1. In a server for analyzing user queries using LLM and supporting agent consultation services, Communication module, and Includes a processor, The above processor is, Identify input text data regarding user queries, and Input the above input text data into a first LLM (Large Language Model) to identify user intent information and guide information corresponding to the above input text data, and The above user intent information, the above guide information, and reaction information to the above guide information are input into the second LLM to identify response text data for the above input text data, and The above first LLM is learned based on a plurality of input text data, a plurality of user intent information, and a plurality of reaction information, and The above second LLM is learned based on one or more input text data, one or more user intent information, one or more guide information, one or more reaction information, and one or more answer text data, Server.

2. In Paragraph 1, The above processor is, Set to input the above input text data into the above first LLM to identify context information along with the user intent information from the above input text data, Server.
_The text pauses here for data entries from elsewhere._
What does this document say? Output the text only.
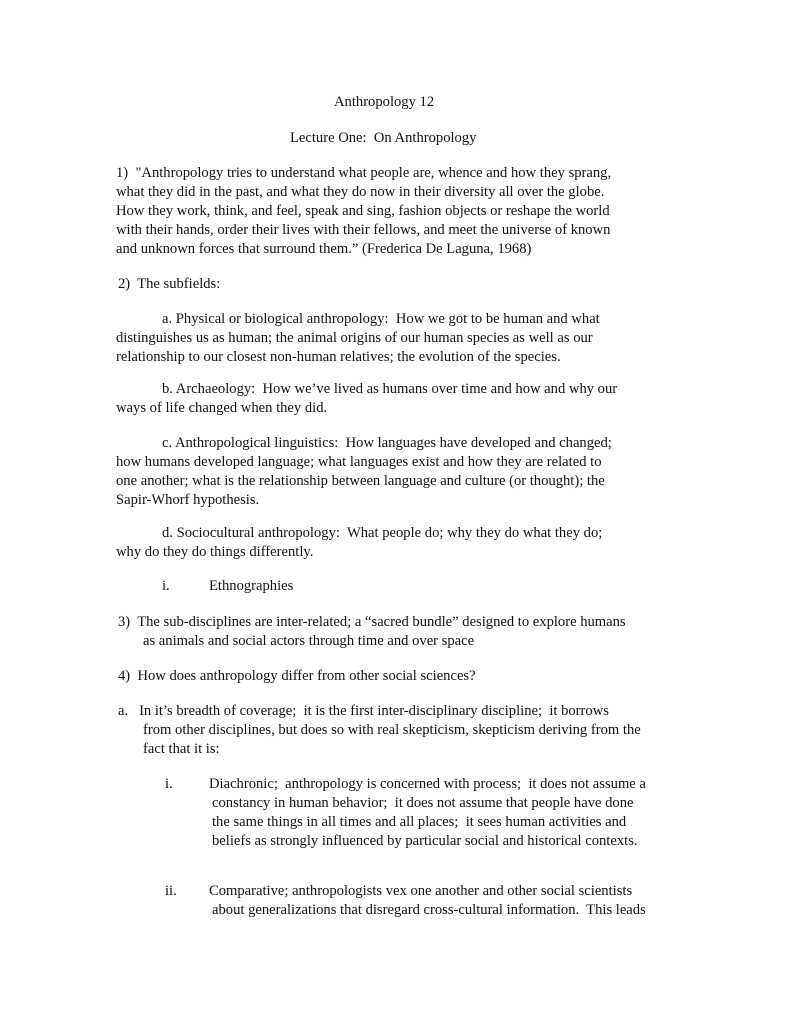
Anthropology 12
Lecture One:  On Anthropology
1)  "Anthropology tries to understand what people are, whence and how they sprang,
what they did in the past, and what they do now in their diversity all over the globe.
How they work, think, and feel, speak and sing, fashion objects or reshape the world
with their hands, order their lives with their fellows, and meet the universe of known
and unknown forces that surround them.” (Frederica De Laguna, 1968)
2)  The subfields:
a. Physical or biological anthropology:  How we got to be human and what
distinguishes us as human; the animal origins of our human species as well as our
relationship to our closest non-human relatives; the evolution of the species.
b. Archaeology:  How we’ve lived as humans over time and how and why our
ways of life changed when they did.
c. Anthropological linguistics:  How languages have developed and changed;
how humans developed language; what languages exist and how they are related to
one another; what is the relationship between language and culture (or thought); the
Sapir-Whorf hypothesis.
d. Sociocultural anthropology:  What people do; why they do what they do;
why do they do things differently.
i.	Ethnographies
3)  The sub-disciplines are inter-related; a “sacred bundle” designed to explore humans
as animals and social actors through time and over space
4)  How does anthropology differ from other social sciences?
a.   In it’s breadth of coverage;  it is the first inter-disciplinary discipline;  it borrows
from other disciplines, but does so with real skepticism, skepticism deriving from the
fact that it is:
i. Diachronic;  anthropology is concerned with process;  it does not assume a
constancy in human behavior;  it does not assume that people have done
the same things in all times and all places;  it sees human activities and
beliefs as strongly influenced by particular social and historical contexts.
ii. Comparative; anthropologists vex one another and other social scientists
about generalizations that disregard cross-cultural information.  This leads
3. In Paragraph 2, The above processor is, Input the above input text data into the first LLM, identify the user intent information corresponding to the input text data among a plurality of predetermined categories, and if the context information corresponding to the user intent information is not identified, identify guide information for requesting the context information, configured, Server.

4. In Paragraph 3, The above reaction information consists of a series of action information performed by an agent device in response to the above user query and answer text data input by the agent device after the above series of action information. Server.
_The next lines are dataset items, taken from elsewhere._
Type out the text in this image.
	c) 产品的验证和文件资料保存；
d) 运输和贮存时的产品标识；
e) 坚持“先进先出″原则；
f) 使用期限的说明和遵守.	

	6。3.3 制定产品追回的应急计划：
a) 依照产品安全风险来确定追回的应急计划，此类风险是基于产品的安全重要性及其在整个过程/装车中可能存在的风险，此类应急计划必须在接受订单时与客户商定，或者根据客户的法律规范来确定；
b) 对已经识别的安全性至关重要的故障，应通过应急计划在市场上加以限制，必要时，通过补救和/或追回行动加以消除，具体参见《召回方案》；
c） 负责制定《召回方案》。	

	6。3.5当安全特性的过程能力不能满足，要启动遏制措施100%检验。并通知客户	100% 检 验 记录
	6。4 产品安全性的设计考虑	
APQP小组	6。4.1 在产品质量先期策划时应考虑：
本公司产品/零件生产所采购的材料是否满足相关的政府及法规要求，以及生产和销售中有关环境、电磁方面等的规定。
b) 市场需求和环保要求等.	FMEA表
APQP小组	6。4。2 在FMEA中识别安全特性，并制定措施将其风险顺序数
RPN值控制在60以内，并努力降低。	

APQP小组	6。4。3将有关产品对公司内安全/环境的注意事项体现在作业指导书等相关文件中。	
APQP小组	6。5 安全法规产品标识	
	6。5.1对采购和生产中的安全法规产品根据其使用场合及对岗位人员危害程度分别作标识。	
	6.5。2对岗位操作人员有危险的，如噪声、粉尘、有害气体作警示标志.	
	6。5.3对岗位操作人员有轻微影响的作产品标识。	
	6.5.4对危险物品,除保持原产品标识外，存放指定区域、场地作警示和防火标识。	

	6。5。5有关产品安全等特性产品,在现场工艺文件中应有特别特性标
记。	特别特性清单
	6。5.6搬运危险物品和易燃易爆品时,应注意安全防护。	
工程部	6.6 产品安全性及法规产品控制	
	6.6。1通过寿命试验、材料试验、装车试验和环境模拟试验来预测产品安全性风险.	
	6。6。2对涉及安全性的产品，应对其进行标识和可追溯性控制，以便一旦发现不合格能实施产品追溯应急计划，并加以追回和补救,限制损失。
5. In Paragraph 2, The above processor is, A set to identify the answer text data for the input text data by inputting the input text data, the user intent information, the context information, the guide information, and the reaction information into the second LLM. Server.

6. A method of operation for a server to analyze user queries using LLM and assist agent consultation services, An action that identifies input text data regarding a user query, An operation of inputting the above input text data into a first LLM (Large Language Model) to identify user intent information and guide information corresponding to the above input text data, and The method includes an operation of inputting the user intent information, the guide information, and reaction information to the guide information into a second LLM to identify response text data for the input text data, and The above first LLM is learned based on a plurality of input text data, a plurality of user intent information, and a plurality of reaction information, and The above second LLM is learned based on one or more input text data, one or more user intent information, one or more guide information, one or more reaction information, and one or more answer text data, Server operation method.

7. In Paragraph 6, The operation of identifying the above user intent information and the above guide information is, The operation of inputting the above input text data into the above first LLM and identifying context information together with the user intent information from the above input text data, Server operation method.